Dopo essersi trasferito a Roma per studiare l'antico compiendo un breve apprendistato presso Pompeo Batoni, divenne pittore e insegnante a Venezia e successivamente a Vicenza. Il soggiorno veneziano venne interrotto da una lunga permanenza a Verona, sua città nativa, dove il Boscarati lavorò alacremente e con accresciuta fortuna, inviando opere anche in Inghilterra e a Monaco di Baviera.
Tra le sue opere principali ricordiamo le tele con Il sogno di Elia e Il sacrificio di Melchisedech, collocate nel transetto della chiesa dei Santi Nazaro e Celso a Verona.
Le sue opere furono ampiamente riprodotte da incisori come Domenico Cunego e Cristoforo Dell’Acqua.
La seguente tela, di imponenti dimensioni, mostra un’elegantissima rappresentazione dell’Allegoria della Religione, soggetto reso precedentemente celebre dal pittore olandese Jan Vermeer (1632 – 1675). Seguendo la descrizione del letterato Cesare Ripa nell’Iconologia, la Fede cattolica viene descritta come una donna dai dolci tratti del volto, avvolta in un abito bianco (simbolo di purezza) e coperta da un piviale in broccato policromo (portato dai vescovi e dai papi nei pontificati), intenta a reggere con la mano sinistra le Tavole della Legge di Mosè con riportati i comandamenti in lingua ebraica, mentre con la destra la verga miracolosamente fiorita di Aronne, fratello di Mosè.
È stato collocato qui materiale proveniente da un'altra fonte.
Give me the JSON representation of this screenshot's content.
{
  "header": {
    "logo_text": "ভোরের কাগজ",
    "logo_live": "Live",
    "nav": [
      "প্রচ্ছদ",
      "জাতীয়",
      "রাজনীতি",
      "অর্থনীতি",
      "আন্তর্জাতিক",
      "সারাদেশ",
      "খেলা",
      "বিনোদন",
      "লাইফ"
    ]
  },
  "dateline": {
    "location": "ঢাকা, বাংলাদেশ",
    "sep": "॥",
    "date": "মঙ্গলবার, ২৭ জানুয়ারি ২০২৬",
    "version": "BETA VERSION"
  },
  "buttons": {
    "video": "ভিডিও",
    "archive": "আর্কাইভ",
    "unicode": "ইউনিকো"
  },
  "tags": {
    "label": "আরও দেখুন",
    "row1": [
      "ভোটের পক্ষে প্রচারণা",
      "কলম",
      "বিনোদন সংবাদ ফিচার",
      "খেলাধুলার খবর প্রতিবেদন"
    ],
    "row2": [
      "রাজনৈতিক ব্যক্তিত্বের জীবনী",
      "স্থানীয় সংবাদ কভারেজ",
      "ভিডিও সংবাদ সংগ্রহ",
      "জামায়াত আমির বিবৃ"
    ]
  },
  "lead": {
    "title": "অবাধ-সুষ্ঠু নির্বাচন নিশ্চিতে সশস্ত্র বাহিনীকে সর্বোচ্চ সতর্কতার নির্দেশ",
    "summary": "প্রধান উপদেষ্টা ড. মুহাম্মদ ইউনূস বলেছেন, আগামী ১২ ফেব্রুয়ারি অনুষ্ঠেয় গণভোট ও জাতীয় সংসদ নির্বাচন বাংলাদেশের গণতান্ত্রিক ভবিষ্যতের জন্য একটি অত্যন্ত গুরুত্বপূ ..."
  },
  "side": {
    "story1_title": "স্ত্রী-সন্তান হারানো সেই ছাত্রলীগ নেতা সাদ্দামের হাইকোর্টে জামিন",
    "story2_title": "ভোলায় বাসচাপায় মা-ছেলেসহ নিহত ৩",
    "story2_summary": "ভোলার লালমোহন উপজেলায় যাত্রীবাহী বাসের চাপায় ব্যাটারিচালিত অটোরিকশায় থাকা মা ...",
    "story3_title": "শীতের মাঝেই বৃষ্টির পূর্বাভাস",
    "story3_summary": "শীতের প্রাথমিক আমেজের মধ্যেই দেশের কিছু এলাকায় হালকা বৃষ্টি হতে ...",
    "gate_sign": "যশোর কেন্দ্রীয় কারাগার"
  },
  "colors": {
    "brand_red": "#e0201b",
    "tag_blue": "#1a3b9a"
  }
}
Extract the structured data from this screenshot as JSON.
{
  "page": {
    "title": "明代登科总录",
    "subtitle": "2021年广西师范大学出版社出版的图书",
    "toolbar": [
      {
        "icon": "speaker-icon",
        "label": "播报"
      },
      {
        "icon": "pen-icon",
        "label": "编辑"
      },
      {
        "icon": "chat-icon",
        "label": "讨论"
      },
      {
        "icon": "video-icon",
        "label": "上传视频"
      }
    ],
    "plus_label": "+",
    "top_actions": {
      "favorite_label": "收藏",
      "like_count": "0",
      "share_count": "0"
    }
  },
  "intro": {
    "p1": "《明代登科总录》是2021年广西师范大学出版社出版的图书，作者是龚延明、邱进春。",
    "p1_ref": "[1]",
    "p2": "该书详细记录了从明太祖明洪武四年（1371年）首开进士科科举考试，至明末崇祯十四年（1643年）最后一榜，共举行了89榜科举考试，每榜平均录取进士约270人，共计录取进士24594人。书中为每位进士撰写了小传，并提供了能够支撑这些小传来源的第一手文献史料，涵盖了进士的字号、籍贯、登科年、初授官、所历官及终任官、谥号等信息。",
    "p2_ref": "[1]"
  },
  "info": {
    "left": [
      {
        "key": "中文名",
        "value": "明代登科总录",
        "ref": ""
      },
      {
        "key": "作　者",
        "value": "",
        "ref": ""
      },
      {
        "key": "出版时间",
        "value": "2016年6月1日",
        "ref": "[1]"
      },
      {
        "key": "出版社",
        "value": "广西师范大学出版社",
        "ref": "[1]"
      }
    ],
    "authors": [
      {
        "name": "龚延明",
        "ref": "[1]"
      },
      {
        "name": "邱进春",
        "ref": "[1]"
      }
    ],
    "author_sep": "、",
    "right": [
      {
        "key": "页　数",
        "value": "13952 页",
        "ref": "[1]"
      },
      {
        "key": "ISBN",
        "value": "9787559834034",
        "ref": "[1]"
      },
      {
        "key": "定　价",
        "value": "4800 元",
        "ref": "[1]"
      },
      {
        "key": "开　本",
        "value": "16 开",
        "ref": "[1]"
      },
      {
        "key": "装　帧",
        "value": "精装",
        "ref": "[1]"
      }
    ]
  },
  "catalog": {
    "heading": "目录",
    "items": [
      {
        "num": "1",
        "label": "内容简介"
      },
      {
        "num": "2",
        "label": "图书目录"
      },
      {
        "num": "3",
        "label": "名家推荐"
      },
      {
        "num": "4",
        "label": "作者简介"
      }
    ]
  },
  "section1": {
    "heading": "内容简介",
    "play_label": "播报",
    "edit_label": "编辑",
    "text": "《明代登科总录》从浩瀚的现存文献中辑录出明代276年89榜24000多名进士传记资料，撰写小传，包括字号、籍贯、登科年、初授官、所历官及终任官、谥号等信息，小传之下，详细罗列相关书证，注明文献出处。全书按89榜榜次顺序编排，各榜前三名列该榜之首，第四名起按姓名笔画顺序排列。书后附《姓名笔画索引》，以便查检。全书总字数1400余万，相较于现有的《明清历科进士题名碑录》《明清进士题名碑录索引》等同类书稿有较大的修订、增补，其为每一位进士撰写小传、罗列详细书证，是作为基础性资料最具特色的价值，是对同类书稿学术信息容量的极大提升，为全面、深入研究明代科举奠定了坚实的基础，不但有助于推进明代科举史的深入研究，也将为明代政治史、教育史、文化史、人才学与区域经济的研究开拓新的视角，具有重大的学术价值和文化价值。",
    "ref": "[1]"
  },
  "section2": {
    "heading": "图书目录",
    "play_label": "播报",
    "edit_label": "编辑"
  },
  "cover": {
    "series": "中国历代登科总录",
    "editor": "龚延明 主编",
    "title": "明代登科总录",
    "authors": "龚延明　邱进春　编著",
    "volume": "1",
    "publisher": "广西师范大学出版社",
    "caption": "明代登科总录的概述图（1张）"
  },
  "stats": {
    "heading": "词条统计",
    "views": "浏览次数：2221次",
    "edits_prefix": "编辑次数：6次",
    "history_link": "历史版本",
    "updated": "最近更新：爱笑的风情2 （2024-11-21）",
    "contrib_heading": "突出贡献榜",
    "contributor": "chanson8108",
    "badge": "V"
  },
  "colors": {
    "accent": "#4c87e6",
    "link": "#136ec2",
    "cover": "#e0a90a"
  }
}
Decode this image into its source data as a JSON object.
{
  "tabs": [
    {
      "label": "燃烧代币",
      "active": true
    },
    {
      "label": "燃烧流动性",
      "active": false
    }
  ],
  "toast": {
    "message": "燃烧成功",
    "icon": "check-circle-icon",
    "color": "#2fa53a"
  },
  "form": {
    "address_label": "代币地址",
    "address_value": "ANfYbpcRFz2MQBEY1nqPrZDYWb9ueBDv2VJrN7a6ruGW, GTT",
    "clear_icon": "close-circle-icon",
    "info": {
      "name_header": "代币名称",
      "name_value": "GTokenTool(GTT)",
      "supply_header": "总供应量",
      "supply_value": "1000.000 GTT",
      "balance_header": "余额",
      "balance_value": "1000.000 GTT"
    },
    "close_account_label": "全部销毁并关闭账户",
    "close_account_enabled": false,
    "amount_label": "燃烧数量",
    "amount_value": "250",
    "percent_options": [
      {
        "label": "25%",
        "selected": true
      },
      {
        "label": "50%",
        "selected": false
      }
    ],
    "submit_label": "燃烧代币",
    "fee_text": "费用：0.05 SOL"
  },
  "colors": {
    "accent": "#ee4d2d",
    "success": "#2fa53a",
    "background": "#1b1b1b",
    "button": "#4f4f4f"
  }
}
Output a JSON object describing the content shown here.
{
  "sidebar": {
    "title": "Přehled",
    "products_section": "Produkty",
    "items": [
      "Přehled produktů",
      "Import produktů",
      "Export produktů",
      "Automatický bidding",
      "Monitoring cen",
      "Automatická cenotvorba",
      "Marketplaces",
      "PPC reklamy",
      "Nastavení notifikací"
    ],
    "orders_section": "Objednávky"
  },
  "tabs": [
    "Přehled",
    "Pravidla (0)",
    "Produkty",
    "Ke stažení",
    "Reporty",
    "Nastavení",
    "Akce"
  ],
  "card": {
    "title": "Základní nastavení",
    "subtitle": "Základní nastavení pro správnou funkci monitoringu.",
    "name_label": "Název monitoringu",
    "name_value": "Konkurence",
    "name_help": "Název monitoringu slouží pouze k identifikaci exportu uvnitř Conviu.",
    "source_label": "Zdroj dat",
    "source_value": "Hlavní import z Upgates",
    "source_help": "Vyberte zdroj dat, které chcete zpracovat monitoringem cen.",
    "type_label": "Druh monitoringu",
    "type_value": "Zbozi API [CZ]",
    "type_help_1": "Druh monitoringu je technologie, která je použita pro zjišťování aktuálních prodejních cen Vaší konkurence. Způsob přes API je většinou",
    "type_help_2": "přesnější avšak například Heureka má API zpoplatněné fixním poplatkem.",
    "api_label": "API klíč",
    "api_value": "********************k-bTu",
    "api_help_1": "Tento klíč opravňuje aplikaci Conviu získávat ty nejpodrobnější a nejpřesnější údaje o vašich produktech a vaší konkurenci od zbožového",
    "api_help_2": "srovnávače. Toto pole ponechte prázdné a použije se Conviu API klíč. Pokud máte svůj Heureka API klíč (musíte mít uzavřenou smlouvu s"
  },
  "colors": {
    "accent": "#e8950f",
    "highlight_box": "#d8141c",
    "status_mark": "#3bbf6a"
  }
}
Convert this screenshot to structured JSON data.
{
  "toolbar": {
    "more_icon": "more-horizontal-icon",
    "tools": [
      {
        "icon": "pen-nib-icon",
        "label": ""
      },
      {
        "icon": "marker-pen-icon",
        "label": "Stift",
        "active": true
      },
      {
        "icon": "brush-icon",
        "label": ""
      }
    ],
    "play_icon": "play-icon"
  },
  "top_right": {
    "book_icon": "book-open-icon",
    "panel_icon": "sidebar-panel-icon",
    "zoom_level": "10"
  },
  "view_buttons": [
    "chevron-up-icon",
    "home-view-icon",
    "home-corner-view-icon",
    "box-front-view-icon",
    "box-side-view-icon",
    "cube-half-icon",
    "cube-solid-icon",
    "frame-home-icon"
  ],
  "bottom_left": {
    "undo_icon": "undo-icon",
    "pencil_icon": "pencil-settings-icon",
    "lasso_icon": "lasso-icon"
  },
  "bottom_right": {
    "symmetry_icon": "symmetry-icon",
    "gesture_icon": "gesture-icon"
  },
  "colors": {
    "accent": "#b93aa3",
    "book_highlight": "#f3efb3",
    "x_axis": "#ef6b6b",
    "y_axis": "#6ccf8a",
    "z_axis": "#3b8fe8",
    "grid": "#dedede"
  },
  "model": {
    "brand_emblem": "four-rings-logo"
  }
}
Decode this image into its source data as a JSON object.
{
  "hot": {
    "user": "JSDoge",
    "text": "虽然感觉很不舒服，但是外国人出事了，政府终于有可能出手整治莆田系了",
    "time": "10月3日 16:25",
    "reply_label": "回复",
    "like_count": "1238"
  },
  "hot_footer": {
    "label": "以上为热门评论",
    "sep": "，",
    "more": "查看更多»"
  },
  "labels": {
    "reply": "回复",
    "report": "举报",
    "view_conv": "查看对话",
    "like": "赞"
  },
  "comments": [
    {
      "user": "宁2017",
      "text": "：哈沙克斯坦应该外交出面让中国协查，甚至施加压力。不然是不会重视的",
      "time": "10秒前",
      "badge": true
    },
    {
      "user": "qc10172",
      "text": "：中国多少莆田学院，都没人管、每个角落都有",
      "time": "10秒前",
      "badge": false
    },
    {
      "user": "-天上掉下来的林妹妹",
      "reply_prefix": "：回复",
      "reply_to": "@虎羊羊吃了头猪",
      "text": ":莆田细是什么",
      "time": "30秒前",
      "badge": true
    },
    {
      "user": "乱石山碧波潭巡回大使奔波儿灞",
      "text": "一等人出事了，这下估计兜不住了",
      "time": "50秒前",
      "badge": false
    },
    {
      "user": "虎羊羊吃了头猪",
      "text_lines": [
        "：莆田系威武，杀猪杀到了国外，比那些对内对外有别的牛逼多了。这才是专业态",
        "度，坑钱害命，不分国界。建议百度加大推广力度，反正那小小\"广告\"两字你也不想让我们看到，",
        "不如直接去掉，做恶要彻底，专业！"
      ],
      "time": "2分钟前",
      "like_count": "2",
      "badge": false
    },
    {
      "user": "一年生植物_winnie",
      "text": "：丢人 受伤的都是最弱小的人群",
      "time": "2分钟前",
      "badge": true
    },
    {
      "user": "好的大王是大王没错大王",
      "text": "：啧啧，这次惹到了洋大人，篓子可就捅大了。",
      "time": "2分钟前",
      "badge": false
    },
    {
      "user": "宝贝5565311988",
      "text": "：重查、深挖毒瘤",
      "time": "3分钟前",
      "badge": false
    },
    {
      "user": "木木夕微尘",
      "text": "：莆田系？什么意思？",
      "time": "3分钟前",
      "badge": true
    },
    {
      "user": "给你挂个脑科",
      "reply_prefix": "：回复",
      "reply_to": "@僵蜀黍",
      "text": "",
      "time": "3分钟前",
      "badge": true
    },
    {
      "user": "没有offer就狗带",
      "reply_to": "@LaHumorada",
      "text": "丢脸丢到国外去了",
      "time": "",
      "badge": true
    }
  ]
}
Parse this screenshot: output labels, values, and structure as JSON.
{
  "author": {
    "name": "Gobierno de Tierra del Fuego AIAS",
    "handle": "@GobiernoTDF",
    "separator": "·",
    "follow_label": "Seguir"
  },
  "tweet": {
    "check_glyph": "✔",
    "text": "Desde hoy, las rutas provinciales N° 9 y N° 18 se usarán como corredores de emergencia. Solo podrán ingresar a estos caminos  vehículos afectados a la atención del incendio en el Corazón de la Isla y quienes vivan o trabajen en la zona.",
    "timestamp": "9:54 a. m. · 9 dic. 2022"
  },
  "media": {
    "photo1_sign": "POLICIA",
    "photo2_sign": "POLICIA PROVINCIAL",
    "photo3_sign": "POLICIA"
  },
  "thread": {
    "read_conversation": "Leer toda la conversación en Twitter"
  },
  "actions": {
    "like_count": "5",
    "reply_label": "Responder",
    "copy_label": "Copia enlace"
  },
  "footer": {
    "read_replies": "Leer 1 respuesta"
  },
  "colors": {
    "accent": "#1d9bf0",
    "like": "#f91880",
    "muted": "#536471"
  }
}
Se le tavole e la verga alludono all’Antico Testamento e dunque alla radice giudaica del Cristianesimo, il libro ostentato dal tenero angioletto in basso rappresenta invece il Vangelo, ovvero il Nuovo Testamento. Tra gli altri attributi specifici troviamo la presenza di due suppellettili liturgi, un turibolo e un braciere ardente di manifattura barocca, simboli dell’illuminazione della mente portata dalla Fede, in grado di scacciare le tenebre e l’oscurità dell’infedeltà e dell’ignoranza.
Da un punto di vista formale, l’opera si contraddistingue per l’esecuzione di grande raffinatezza di ogni elemento, a partire dalla resa degli incarnati, quasi di porcellana, e dalla morbidezza dei panneggi delicatamente variopinti. L’immagine nel complesso evoca un profondo senso di dolcezza e devozione nei confronti dello spettatore, qualità che l’artista riesce a trasmettere attraverso l’espressività dei volti e la finezza della pennellata. Nonostante la cornice semantica impegnativa, fortemente imperniata sulla celebrazione della Fede e della Chiesa, il dipinto è lieve nella sua interpretazione formale, denotando un ritmo leggiadro e armonioso, vivificato da una tavolozza chiara e da una sostanza pittorica crepitante di luce, nella più alta tradizione veneta.